Cuando Doña María I, llegó al poder, aún estaba conmocionada por el juicio y las ejecuciones, así que solicitó que se repitiese el juicio y que el procedimiento fuera revisado por otro tribunal. La reina mandó redactar el decreto de dimisión del secretario de Estado, se le entregó a Pombal y se le obligó a residir en la villa de Pombal donde le esperaban sus acreedores. La nueva reina siguió las recomendaciones de su padre, y ordenó el 7 de marzo de 1777, la salida de las prisiones y conventos de todas las personas encarceladas por razones políticas en el anterior reinado. Los ofendidos ascendían a 800, unos habían pasado 22 años presos y otros 18. Las condiciones en las prisiones y conventos habían sido terribles. La única que no quiso salir del convento tras el decreto real, fue Teresa de Távora que permaneció tranquilamente en el de las hermanas de San Alberto, en Santiago, hasta su muerte, el 29 de abril de 1794.   En el nuevo juicio no hubo evidencia alguna que probara la culpabilidad de los Távora en el ataque. Ante tal descubrimiento se consintió que el pueblo la tomase con Pombal, empezaron a correr las calumnias y los libelos, se arrancó su imagen del medallón del pedestal de la estatua del anterior rey y se sustituyó por un navío con las velas desplegadas.

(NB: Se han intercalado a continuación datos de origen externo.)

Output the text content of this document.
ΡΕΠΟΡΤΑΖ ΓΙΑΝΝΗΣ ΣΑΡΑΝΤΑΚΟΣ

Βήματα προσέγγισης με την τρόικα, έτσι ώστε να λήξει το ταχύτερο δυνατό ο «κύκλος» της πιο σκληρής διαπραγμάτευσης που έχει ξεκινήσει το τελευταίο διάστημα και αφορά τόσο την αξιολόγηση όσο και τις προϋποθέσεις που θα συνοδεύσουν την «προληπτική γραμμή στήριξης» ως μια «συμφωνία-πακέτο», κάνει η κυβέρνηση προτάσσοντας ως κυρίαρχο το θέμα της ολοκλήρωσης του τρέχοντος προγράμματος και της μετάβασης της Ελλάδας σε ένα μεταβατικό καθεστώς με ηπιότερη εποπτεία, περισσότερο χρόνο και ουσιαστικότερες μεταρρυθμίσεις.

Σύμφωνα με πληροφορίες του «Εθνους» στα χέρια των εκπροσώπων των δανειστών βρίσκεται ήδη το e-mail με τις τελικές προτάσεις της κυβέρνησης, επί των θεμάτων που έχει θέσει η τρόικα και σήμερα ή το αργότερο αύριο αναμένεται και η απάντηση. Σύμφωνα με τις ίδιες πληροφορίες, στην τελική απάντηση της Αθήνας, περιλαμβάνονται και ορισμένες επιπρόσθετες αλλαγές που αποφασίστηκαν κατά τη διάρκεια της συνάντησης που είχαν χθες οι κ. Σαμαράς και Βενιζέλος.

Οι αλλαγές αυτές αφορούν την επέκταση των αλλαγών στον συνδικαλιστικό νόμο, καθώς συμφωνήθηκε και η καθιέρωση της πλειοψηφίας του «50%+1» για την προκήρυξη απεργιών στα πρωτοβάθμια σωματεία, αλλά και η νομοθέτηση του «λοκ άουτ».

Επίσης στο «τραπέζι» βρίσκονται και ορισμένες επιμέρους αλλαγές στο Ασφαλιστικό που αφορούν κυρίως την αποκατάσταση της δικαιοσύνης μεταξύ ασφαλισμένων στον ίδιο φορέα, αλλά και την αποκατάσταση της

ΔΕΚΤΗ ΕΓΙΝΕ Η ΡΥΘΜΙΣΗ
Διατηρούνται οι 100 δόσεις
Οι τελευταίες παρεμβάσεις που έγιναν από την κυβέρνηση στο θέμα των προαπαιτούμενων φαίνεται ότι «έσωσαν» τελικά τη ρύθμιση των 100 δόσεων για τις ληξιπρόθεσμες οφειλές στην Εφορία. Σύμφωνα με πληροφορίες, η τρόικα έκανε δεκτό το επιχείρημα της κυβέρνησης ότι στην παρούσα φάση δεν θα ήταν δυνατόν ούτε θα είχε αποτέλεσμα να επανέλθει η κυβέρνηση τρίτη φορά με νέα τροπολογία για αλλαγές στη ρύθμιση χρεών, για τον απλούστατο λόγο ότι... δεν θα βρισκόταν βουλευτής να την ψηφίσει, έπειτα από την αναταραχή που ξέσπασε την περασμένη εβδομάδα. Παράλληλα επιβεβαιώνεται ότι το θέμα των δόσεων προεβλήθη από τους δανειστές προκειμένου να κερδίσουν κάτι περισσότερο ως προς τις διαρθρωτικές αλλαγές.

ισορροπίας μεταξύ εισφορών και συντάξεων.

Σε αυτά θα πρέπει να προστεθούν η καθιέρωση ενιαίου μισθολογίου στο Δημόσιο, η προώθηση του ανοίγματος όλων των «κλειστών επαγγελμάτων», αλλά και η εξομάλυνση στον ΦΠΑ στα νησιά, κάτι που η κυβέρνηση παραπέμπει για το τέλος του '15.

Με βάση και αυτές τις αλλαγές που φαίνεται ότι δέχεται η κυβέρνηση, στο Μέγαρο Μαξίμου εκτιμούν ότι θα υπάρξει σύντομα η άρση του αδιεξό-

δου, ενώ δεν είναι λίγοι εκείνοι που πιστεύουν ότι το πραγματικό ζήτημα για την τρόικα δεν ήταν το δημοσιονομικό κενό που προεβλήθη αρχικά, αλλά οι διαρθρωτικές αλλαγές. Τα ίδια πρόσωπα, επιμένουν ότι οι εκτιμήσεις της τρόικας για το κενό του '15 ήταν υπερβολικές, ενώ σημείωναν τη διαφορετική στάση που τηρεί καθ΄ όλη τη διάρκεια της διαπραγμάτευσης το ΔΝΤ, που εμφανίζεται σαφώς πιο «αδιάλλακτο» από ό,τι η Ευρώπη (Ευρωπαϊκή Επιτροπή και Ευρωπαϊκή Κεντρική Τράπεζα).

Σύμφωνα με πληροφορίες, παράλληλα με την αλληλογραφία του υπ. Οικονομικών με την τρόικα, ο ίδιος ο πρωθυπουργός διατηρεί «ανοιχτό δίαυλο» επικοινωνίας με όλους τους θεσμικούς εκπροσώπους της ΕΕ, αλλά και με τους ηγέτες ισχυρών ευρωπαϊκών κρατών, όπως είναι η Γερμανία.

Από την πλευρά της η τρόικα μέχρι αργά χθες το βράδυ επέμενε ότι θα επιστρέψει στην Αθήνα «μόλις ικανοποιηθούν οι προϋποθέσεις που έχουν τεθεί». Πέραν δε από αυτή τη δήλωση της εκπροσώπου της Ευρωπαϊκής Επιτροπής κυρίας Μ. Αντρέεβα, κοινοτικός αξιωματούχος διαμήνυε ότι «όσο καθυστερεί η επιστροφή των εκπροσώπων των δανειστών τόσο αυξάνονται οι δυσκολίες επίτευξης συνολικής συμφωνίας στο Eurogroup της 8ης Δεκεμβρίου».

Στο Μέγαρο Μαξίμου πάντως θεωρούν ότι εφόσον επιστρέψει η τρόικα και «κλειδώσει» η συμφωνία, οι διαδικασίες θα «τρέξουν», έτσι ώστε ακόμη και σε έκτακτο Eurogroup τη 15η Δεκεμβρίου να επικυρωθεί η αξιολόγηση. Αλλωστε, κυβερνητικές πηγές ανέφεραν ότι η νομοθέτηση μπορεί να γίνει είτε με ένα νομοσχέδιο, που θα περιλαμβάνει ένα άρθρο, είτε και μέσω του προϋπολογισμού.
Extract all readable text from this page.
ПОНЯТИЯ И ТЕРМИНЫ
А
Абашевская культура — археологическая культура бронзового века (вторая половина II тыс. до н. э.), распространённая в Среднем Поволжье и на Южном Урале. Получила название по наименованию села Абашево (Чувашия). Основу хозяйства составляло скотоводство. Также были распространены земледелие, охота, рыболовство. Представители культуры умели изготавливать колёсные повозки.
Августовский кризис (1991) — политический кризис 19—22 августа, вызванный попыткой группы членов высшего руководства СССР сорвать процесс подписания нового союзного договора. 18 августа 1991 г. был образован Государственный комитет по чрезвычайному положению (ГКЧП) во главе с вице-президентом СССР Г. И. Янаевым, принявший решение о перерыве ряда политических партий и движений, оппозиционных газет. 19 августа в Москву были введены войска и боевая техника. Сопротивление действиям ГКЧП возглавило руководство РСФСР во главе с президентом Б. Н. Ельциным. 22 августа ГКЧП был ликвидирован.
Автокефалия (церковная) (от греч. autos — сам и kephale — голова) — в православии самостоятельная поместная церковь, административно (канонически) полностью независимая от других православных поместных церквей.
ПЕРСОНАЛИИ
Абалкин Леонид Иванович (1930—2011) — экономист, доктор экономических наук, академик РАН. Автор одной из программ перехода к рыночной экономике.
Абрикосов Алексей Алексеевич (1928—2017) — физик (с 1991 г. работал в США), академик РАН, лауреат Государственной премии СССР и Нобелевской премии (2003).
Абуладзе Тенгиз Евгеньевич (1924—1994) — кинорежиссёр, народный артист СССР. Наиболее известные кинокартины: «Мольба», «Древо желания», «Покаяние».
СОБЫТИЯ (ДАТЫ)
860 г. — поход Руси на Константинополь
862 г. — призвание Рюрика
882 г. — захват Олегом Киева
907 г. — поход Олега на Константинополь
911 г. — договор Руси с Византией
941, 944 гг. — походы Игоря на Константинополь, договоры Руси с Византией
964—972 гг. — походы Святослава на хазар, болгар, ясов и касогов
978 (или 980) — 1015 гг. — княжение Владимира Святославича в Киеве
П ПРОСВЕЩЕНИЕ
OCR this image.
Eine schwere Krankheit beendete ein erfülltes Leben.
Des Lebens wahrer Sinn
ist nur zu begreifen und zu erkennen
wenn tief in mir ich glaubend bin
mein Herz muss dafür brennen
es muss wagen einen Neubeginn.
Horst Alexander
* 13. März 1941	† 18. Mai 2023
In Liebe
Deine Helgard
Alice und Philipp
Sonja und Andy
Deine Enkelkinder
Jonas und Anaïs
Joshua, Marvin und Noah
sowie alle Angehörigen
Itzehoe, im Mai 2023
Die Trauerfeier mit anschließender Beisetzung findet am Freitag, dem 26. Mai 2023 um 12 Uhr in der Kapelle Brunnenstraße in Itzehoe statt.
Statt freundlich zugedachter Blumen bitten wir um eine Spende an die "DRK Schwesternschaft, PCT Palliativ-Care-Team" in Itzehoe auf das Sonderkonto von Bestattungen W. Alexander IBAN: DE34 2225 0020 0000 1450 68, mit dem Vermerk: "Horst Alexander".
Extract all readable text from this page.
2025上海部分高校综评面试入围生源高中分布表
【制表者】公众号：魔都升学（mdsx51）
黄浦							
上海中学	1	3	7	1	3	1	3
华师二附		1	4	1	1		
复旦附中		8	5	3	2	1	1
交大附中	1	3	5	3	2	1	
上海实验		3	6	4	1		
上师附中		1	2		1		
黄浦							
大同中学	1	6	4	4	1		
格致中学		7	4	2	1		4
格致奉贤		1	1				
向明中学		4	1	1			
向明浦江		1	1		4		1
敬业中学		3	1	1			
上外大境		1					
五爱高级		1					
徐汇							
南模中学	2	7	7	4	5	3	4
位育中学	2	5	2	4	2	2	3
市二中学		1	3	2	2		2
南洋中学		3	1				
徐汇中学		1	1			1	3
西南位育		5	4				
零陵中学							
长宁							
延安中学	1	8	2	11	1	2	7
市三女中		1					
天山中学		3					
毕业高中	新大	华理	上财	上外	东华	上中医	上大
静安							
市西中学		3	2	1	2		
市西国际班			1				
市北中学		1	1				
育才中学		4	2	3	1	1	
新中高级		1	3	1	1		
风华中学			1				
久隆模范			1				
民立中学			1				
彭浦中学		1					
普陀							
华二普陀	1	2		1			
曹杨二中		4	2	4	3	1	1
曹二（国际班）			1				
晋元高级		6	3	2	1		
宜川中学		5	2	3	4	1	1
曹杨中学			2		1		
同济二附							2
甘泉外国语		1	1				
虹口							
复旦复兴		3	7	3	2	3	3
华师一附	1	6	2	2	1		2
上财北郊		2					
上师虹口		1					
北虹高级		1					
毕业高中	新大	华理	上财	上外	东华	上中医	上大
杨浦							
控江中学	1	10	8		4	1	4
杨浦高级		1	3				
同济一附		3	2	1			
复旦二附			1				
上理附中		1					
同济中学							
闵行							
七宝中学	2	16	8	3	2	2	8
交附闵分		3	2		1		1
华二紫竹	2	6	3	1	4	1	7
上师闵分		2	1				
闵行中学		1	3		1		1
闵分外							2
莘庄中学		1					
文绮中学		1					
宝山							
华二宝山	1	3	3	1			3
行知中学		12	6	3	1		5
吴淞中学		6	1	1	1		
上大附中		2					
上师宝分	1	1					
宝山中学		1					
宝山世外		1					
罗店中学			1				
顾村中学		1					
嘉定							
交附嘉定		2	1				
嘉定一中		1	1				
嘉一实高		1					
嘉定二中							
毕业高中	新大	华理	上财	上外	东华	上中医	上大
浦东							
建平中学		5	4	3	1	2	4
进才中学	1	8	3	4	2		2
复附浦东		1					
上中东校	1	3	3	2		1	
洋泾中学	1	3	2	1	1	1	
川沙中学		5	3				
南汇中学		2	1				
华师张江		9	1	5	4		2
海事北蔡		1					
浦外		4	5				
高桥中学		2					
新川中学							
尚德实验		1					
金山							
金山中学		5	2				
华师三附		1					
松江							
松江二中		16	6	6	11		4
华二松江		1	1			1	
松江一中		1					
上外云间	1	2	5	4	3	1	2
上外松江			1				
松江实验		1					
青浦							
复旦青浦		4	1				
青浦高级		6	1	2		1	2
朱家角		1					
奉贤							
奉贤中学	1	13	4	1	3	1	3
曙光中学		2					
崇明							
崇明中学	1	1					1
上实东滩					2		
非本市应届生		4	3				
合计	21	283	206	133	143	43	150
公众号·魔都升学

Aquellos que lo habían lisonjeado y concertado negocios con él le demandaron para conseguir indemnizaciones, le acusaron de enriquecimiento y de abusos de poder.
Una vez examinada la causa por una Junta se acordó que el marqués de Pombal era reo y merecedor de ejemplares castigos, que no se podían mandar proceder debido a las graves molestias y decrepitud en que se hallaba, llevándose más de la clemencia que de la justicia, y también porque el mismo marqués pidió perdón. Así y todo le ordenaron que se mantuviera fuera de la corte, a una distancia de 20 leguas, dejando a salvo todos los derechos y justas pretensiones que sus vasallos en los juicios competentes pudieran conseguir para ser indemnizados por las pérdidas, daños e intereses en que el marqués les hubiera perjudicado.

No tuvieron mucho tiempo para juicios y reclamos, pues nueve meses después de la sentencia, la gangrena que recorría su cuerpo y el golpe moral que le supuso la sentencia, el marqués de Pombal murió el 8 de mayo de 1782.